企業が50代の転職者の採用をためらう理由

定年まであと10年となる50代においては、適した求人数が極端に少なくなります。
これは企業にとって50代はもっとも人件費がかかる年代となってしまうからです。

経営者を含まない一般社員の場合、年収のピークは50代前半となる場合が多く、当然その年代の人員を新たに雇う場合には高い人件費が企業負担となってしまいます。

ここ近年では企業もコスト削減のためにリストラや早期希望退職制度を行っているため、急に50代になってから就職活動をしなければならなくなったという人も多いことでしょう。

しかし50代から就職活動を始めてもすぐに決まるということはまず滅多になく、ほとんどの人が数ヶ月~1年くらい活動をすることになっています。

50代の就職活動の主流はコネをつかった縁故就職で、同業他社やライバル会社が前職のノウハウを吸収するためにオファーをするということがほとんどです。

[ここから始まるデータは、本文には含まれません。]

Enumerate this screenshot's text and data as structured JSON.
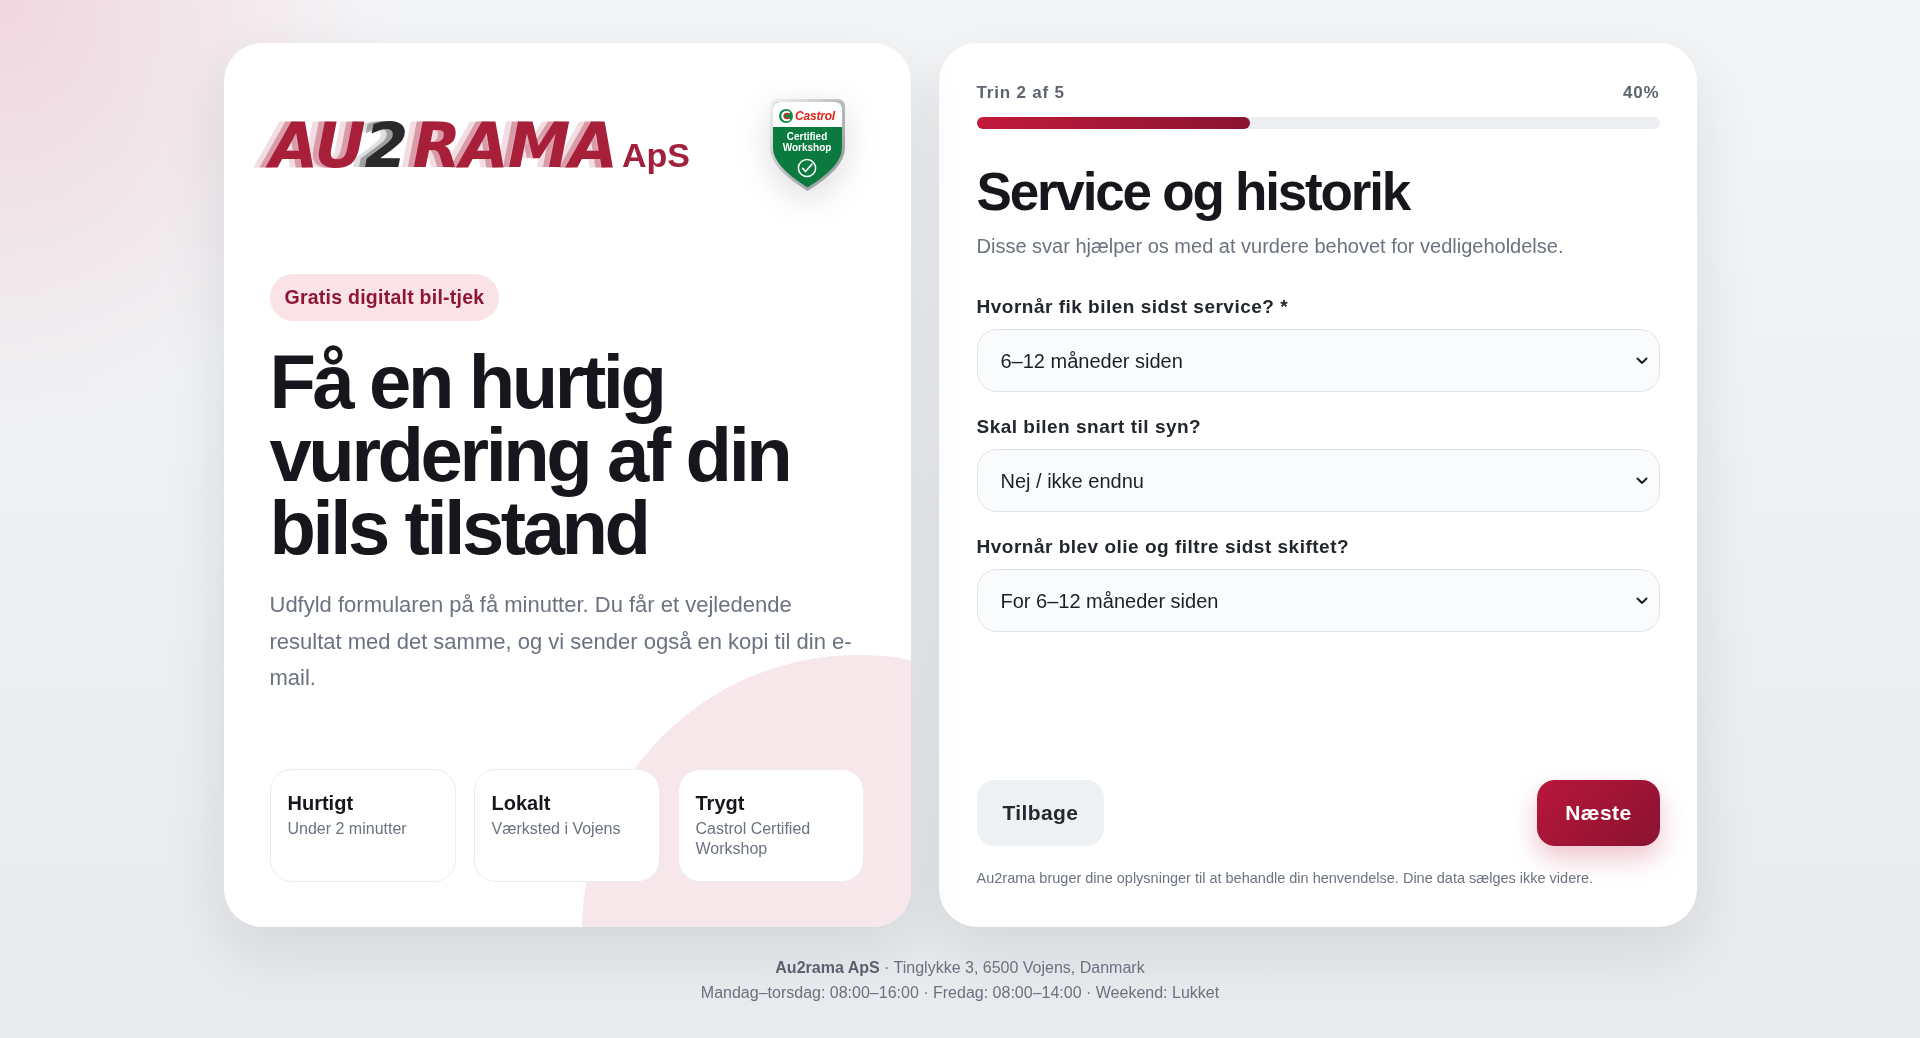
{
  "hero": {
    "logo": {
      "words": [
        {
          "parts": [
            {
              "text": "AU",
              "color": "#a81f3a"
            },
            {
              "text": "2",
              "color": "#2a2a2c"
            }
          ]
        },
        {
          "parts": [
            {
              "text": "RAMA",
              "color": "#a81f3a"
            }
          ]
        }
      ],
      "suffix": "ApS"
    },
    "certification_badge": {
      "brand": "Castrol",
      "caption": "Certified Workshop"
    },
    "tag": "Gratis digitalt bil-tjek",
    "headline": "Få en hurtig vurdering af din bils tilstand",
    "description": "Udfyld formularen på få minutter. Du får et vejledende resultat med det samme, og vi sender også en kopi til din e-mail.",
    "features": [
      {
        "title": "Hurtigt",
        "subtitle": "Under 2 minutter"
      },
      {
        "title": "Lokalt",
        "subtitle": "Værksted i Vojens"
      },
      {
        "title": "Trygt",
        "subtitle": "Castrol Certified Workshop"
      }
    ]
  },
  "form": {
    "progress": {
      "step_label": "Trin 2 af 5",
      "percent_label": "40%",
      "level": 0.4
    },
    "title": "Service og historik",
    "description": "Disse svar hjælper os med at vurdere behovet for vedligeholdelse.",
    "fields": [
      {
        "label": "Hvornår fik bilen sidst service? *",
        "value": "6–12 måneder siden"
      },
      {
        "label": "Skal bilen snart til syn?",
        "value": "Nej / ikke endnu"
      },
      {
        "label": "Hvornår blev olie og filtre sidst skiftet?",
        "value": "For 6–12 måneder siden"
      }
    ],
    "buttons": [
      {
        "kind": "secondary",
        "label": "Tilbage"
      },
      {
        "kind": "primary",
        "label": "Næste"
      }
    ],
    "privacy_note": "Au2rama bruger dine oplysninger til at behandle din henvendelse. Dine data sælges ikke videre."
  },
  "footer": {
    "address": "**Au2rama ApS** · Tinglykke 3, 6500 Vojens, Danmark",
    "hours": "Mandag–torsdag: 08:00–16:00 · Fredag: 08:00–14:00 · Weekend: Lukket"
  }
}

営業や他の企業と共同のプロジェクトを多く行ってきた企画職といったものならそうした縁故就職もしやすいでしょうが、前職で総務や人事などをしてきた人は外部の知り合いを作りにくい分苦労をしてしまうかもしれません。

ただし前職で部長や次長をしていた人が就職先で同じような役職に就けるかどうかは確実ではなく、大幅に給与がダウンしてしまったり、知り合いの部下に配属されたりといったことも起こります。

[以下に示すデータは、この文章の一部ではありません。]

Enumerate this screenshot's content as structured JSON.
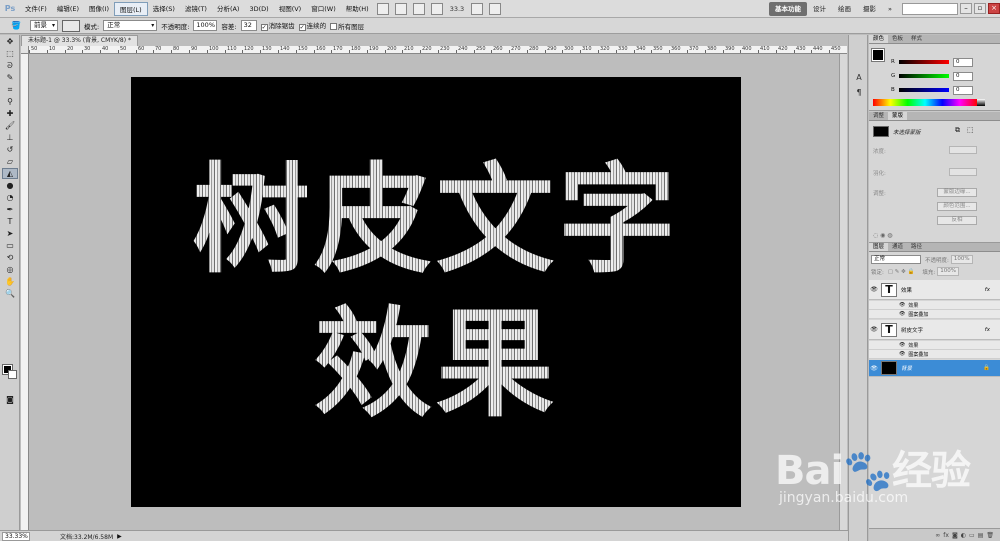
{
  "app": {
    "logo": "Ps"
  },
  "menu": [
    "文件(F)",
    "编辑(E)",
    "图像(I)",
    "图层(L)",
    "选择(S)",
    "滤镜(T)",
    "分析(A)",
    "3D(D)",
    "视图(V)",
    "窗口(W)",
    "帮助(H)"
  ],
  "menu_active_index": 3,
  "menubar": {
    "zoom": "33.3",
    "workspaces": [
      "基本功能",
      "设计",
      "绘画",
      "摄影"
    ],
    "more": "»"
  },
  "options": {
    "fill_source": "前景",
    "mode_label": "模式:",
    "mode_value": "正常",
    "opacity_label": "不透明度:",
    "opacity_value": "100%",
    "tolerance_label": "容差:",
    "tolerance_value": "32",
    "antialias_label": "消除锯齿",
    "contiguous_label": "连续的",
    "all_layers_label": "所有图层"
  },
  "document": {
    "tab_title": "未标题-1 @ 33.3% (背景, CMYK/8) *",
    "ruler_labels": [
      "50",
      "10",
      "20",
      "30",
      "40",
      "50",
      "60",
      "70",
      "80",
      "90",
      "100",
      "110",
      "120",
      "130",
      "140",
      "150",
      "160",
      "170",
      "180",
      "190",
      "200",
      "210",
      "220",
      "230",
      "240",
      "250",
      "260",
      "270",
      "280",
      "290",
      "300",
      "310",
      "320",
      "330",
      "340",
      "350",
      "360",
      "370",
      "380",
      "390",
      "400",
      "410",
      "420",
      "430",
      "440",
      "450"
    ],
    "art_line1": "树皮文字",
    "art_line2": "效果"
  },
  "status": {
    "zoom": "33.33%",
    "doc_info": "文档:33.2M/6.58M"
  },
  "panels": {
    "color": {
      "tabs": [
        "颜色",
        "色板",
        "样式"
      ],
      "channels": [
        {
          "label": "R",
          "value": "0",
          "gradient": [
            "#000000",
            "#ff0000"
          ]
        },
        {
          "label": "G",
          "value": "0",
          "gradient": [
            "#000000",
            "#00ff00"
          ]
        },
        {
          "label": "B",
          "value": "0",
          "gradient": [
            "#000000",
            "#0000ff"
          ]
        }
      ]
    },
    "masks": {
      "tabs": [
        "调整",
        "蒙版"
      ],
      "label": "未选择蒙版",
      "fields": [
        "浓度:",
        "羽化:",
        "调整:"
      ],
      "buttons": [
        "蒙版边缘...",
        "颜色范围...",
        "反相"
      ]
    },
    "layers": {
      "tabs": [
        "图层",
        "通道",
        "路径"
      ],
      "blend_mode": "正常",
      "opacity_label": "不透明度:",
      "opacity_value": "100%",
      "lock_label": "锁定:",
      "fill_label": "填充:",
      "fill_value": "100%",
      "items": [
        {
          "thumb": "T",
          "name": "效果",
          "fx": "fx",
          "effects_label": "效果",
          "effect": "图案叠加"
        },
        {
          "thumb": "T",
          "name": "树皮文字",
          "fx": "fx",
          "effects_label": "效果",
          "effect": "图案叠加"
        },
        {
          "thumb": "",
          "name": "背景",
          "lock": "🔒"
        }
      ],
      "bottom_icons": [
        "∞",
        "fx",
        "◙",
        "◐",
        "▭",
        "▤",
        "🗑"
      ]
    }
  },
  "watermark": {
    "brand": "Bai🐾经验",
    "url": "jingyan.baidu.com"
  }
}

個々人の事情にもよると思いますが、自発的な意志で行う転職はあまり50代から行わない方がよいというのが本音です。

転職エージェントを利用しながら情報を集める

50代でもOKの求人は通常のハローワークや求人情報ではなかなか見かけることができません。
そのため正攻法で就職活動を進めても、20~30代までのようにうまく話を進めることは難しいでしょう。

そこで上手に利用をしていきたいのが転職エージェントのサービスです。
転職エージェントはWebサイトや地元密着の人材紹介サービスが行っており、人材登録をすることにより適した求人を紹介してもらえます。

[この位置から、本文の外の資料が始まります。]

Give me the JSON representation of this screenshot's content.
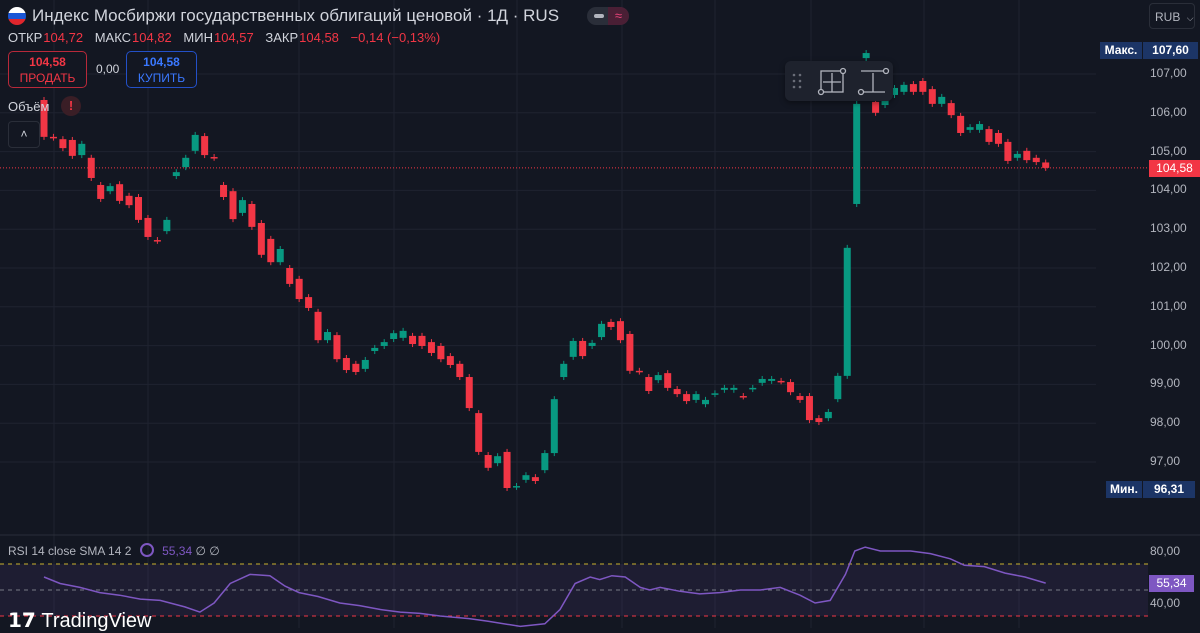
{
  "header": {
    "title": "Индекс Мосбиржи государственных облигаций ценовой · 1Д · RUS",
    "ohlc": [
      {
        "key": "ОТКР",
        "value": "104,72"
      },
      {
        "key": "МАКС",
        "value": "104,82"
      },
      {
        "key": "МИН",
        "value": "104,57"
      },
      {
        "key": "ЗАКР",
        "value": "104,58"
      }
    ],
    "change": "−0,14 (−0,13%)",
    "sell": {
      "price": "104,58",
      "label": "ПРОДАТЬ"
    },
    "spread": "0,00",
    "buy": {
      "price": "104,58",
      "label": "КУПИТЬ"
    },
    "volume_label": "Объём",
    "warning": "!",
    "currency": "RUB"
  },
  "colors": {
    "up": "#089981",
    "down": "#f23645",
    "bg": "#131722",
    "grid": "#1f2330",
    "rsi": "#7e57c2",
    "badge": "#1c3566"
  },
  "chart_data": [
    {
      "type": "candlestick",
      "title": "Индекс Мосбиржи государственных облигаций ценовой",
      "interval": "1Д",
      "ylim": [
        95.7,
        108.0
      ],
      "yticks": [
        "107,00",
        "106,00",
        "105,00",
        "104,00",
        "103,00",
        "102,00",
        "101,00",
        "100,00",
        "99,00",
        "98,00",
        "97,00"
      ],
      "ytick_values": [
        107,
        106,
        105,
        104,
        103,
        102,
        101,
        100,
        99,
        98,
        97
      ],
      "max_label": "Макс.",
      "max_value": "107,60",
      "min_label": "Мин.",
      "min_value": "96,31",
      "last_price": "104,58",
      "last_value": 104.58,
      "candles_open_close": [
        [
          106.33,
          105.38
        ],
        [
          105.38,
          105.36
        ],
        [
          105.32,
          105.09
        ],
        [
          105.3,
          104.89
        ],
        [
          104.91,
          105.2
        ],
        [
          104.84,
          104.32
        ],
        [
          104.14,
          103.78
        ],
        [
          103.98,
          104.11
        ],
        [
          104.16,
          103.73
        ],
        [
          103.86,
          103.62
        ],
        [
          103.83,
          103.24
        ],
        [
          103.29,
          102.8
        ],
        [
          102.72,
          102.7
        ],
        [
          102.95,
          103.24
        ],
        [
          104.37,
          104.47
        ],
        [
          104.6,
          104.84
        ],
        [
          105.02,
          105.43
        ],
        [
          105.4,
          104.91
        ],
        [
          104.86,
          104.84
        ],
        [
          104.14,
          103.83
        ],
        [
          103.98,
          103.26
        ],
        [
          103.42,
          103.75
        ],
        [
          103.65,
          103.06
        ],
        [
          103.16,
          102.34
        ],
        [
          102.75,
          102.15
        ],
        [
          102.15,
          102.49
        ],
        [
          102.0,
          101.59
        ],
        [
          101.72,
          101.2
        ],
        [
          101.25,
          100.97
        ],
        [
          100.87,
          100.14
        ],
        [
          100.14,
          100.35
        ],
        [
          100.27,
          99.65
        ],
        [
          99.68,
          99.37
        ],
        [
          99.53,
          99.32
        ],
        [
          99.4,
          99.63
        ],
        [
          99.86,
          99.94
        ],
        [
          99.99,
          100.09
        ],
        [
          100.17,
          100.32
        ],
        [
          100.2,
          100.38
        ],
        [
          100.25,
          100.04
        ],
        [
          100.25,
          99.99
        ],
        [
          100.09,
          99.81
        ],
        [
          99.99,
          99.65
        ],
        [
          99.73,
          99.5
        ],
        [
          99.53,
          99.19
        ],
        [
          99.19,
          98.39
        ],
        [
          98.26,
          97.26
        ],
        [
          97.18,
          96.85
        ],
        [
          96.97,
          97.15
        ],
        [
          97.26,
          96.33
        ],
        [
          96.36,
          96.38
        ],
        [
          96.54,
          96.66
        ],
        [
          96.61,
          96.51
        ],
        [
          96.79,
          97.23
        ],
        [
          97.23,
          98.62
        ],
        [
          99.19,
          99.53
        ],
        [
          99.71,
          100.12
        ],
        [
          100.12,
          99.73
        ],
        [
          99.99,
          100.07
        ],
        [
          100.22,
          100.56
        ],
        [
          100.61,
          100.48
        ],
        [
          100.63,
          100.14
        ],
        [
          100.3,
          99.35
        ],
        [
          99.35,
          99.33
        ],
        [
          99.19,
          98.83
        ],
        [
          99.11,
          99.24
        ],
        [
          99.29,
          98.91
        ],
        [
          98.88,
          98.75
        ],
        [
          98.75,
          98.57
        ],
        [
          98.6,
          98.75
        ],
        [
          98.49,
          98.6
        ],
        [
          98.75,
          98.77
        ],
        [
          98.86,
          98.91
        ],
        [
          98.86,
          98.91
        ],
        [
          98.7,
          98.69
        ],
        [
          98.88,
          98.91
        ],
        [
          99.04,
          99.14
        ],
        [
          99.09,
          99.14
        ],
        [
          99.09,
          99.08
        ],
        [
          99.06,
          98.8
        ],
        [
          98.7,
          98.6
        ],
        [
          98.7,
          98.08
        ],
        [
          98.13,
          98.03
        ],
        [
          98.13,
          98.29
        ],
        [
          98.62,
          99.22
        ],
        [
          99.22,
          102.52
        ],
        [
          103.65,
          106.23
        ],
        [
          107.41,
          107.54
        ],
        [
          106.28,
          106.0
        ],
        [
          106.2,
          106.46
        ],
        [
          106.46,
          106.64
        ],
        [
          106.54,
          106.72
        ],
        [
          106.74,
          106.54
        ],
        [
          106.82,
          106.54
        ],
        [
          106.61,
          106.23
        ],
        [
          106.23,
          106.41
        ],
        [
          106.25,
          105.94
        ],
        [
          105.92,
          105.48
        ],
        [
          105.56,
          105.63
        ],
        [
          105.56,
          105.71
        ],
        [
          105.58,
          105.25
        ],
        [
          105.48,
          105.2
        ],
        [
          105.25,
          104.76
        ],
        [
          104.84,
          104.94
        ],
        [
          105.02,
          104.78
        ],
        [
          104.84,
          104.73
        ],
        [
          104.72,
          104.58
        ]
      ]
    },
    {
      "type": "line",
      "title": "RSI 14 close SMA 14 2",
      "legend_value": "55,34",
      "legend_extra": "∅ ∅",
      "ylim": [
        20,
        90
      ],
      "yticks": [
        "80,00",
        "40,00"
      ],
      "ytick_values": [
        80,
        40
      ],
      "bands": {
        "upper": 70,
        "middle": 50,
        "lower": 30
      },
      "last_value_label": "55,34",
      "points_candle_index_value": [
        [
          0,
          60
        ],
        [
          1.7,
          55
        ],
        [
          3.8,
          52
        ],
        [
          5.9,
          48
        ],
        [
          8,
          46
        ],
        [
          10.2,
          43
        ],
        [
          12.3,
          42
        ],
        [
          14.9,
          37
        ],
        [
          16.5,
          33
        ],
        [
          18,
          40
        ],
        [
          19.7,
          55
        ],
        [
          21.8,
          62
        ],
        [
          23.9,
          61
        ],
        [
          25.5,
          53
        ],
        [
          27,
          48
        ],
        [
          29,
          45
        ],
        [
          31.3,
          40
        ],
        [
          33.4,
          38
        ],
        [
          35.6,
          35
        ],
        [
          37.7,
          33
        ],
        [
          39.8,
          32
        ],
        [
          41.9,
          30
        ],
        [
          45,
          28
        ],
        [
          47,
          26
        ],
        [
          50.4,
          22
        ],
        [
          53,
          24
        ],
        [
          54.6,
          35
        ],
        [
          56.2,
          55
        ],
        [
          57.8,
          60
        ],
        [
          58.8,
          58
        ],
        [
          60.1,
          61
        ],
        [
          61.5,
          60
        ],
        [
          63.1,
          52
        ],
        [
          64.1,
          50
        ],
        [
          65.2,
          52
        ],
        [
          67.3,
          49
        ],
        [
          69.4,
          47
        ],
        [
          71.5,
          48
        ],
        [
          73.7,
          50
        ],
        [
          75.8,
          50
        ],
        [
          77.9,
          52
        ],
        [
          80,
          46
        ],
        [
          81.6,
          40
        ],
        [
          83.2,
          42
        ],
        [
          84.8,
          62
        ],
        [
          85.8,
          80
        ],
        [
          86.9,
          83
        ],
        [
          88.5,
          80
        ],
        [
          91.7,
          80
        ],
        [
          93.8,
          78
        ],
        [
          95.9,
          74
        ],
        [
          97.4,
          69
        ],
        [
          99.5,
          68
        ],
        [
          101.7,
          63
        ],
        [
          103.8,
          60
        ],
        [
          106,
          55.34
        ]
      ]
    }
  ],
  "branding": "TradingView"
}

人件費が高くなってしまう50代からの人材選びは企業も失敗をしたくありませんので、適したスキルを持った人をマッチングしてくれる転職エージェントを仲介することがほとんどです。

転職エージェントサービスに登録することで非公開求人を紹介してもらえたり、業界内の求人状況についての情報を聞くことができます。

転職希望者と求人の需給状況は時期や地域によってかなり異なってきますので、まずは情報を集めて、そこからどういった活動がよいかということを考えていくのがベストと言えます。

中にはどうせ就職は無理と退職金で脱サラと起業をするという人もいますが、行き当たりばったりではなかなか会社経営を成功させることはできません。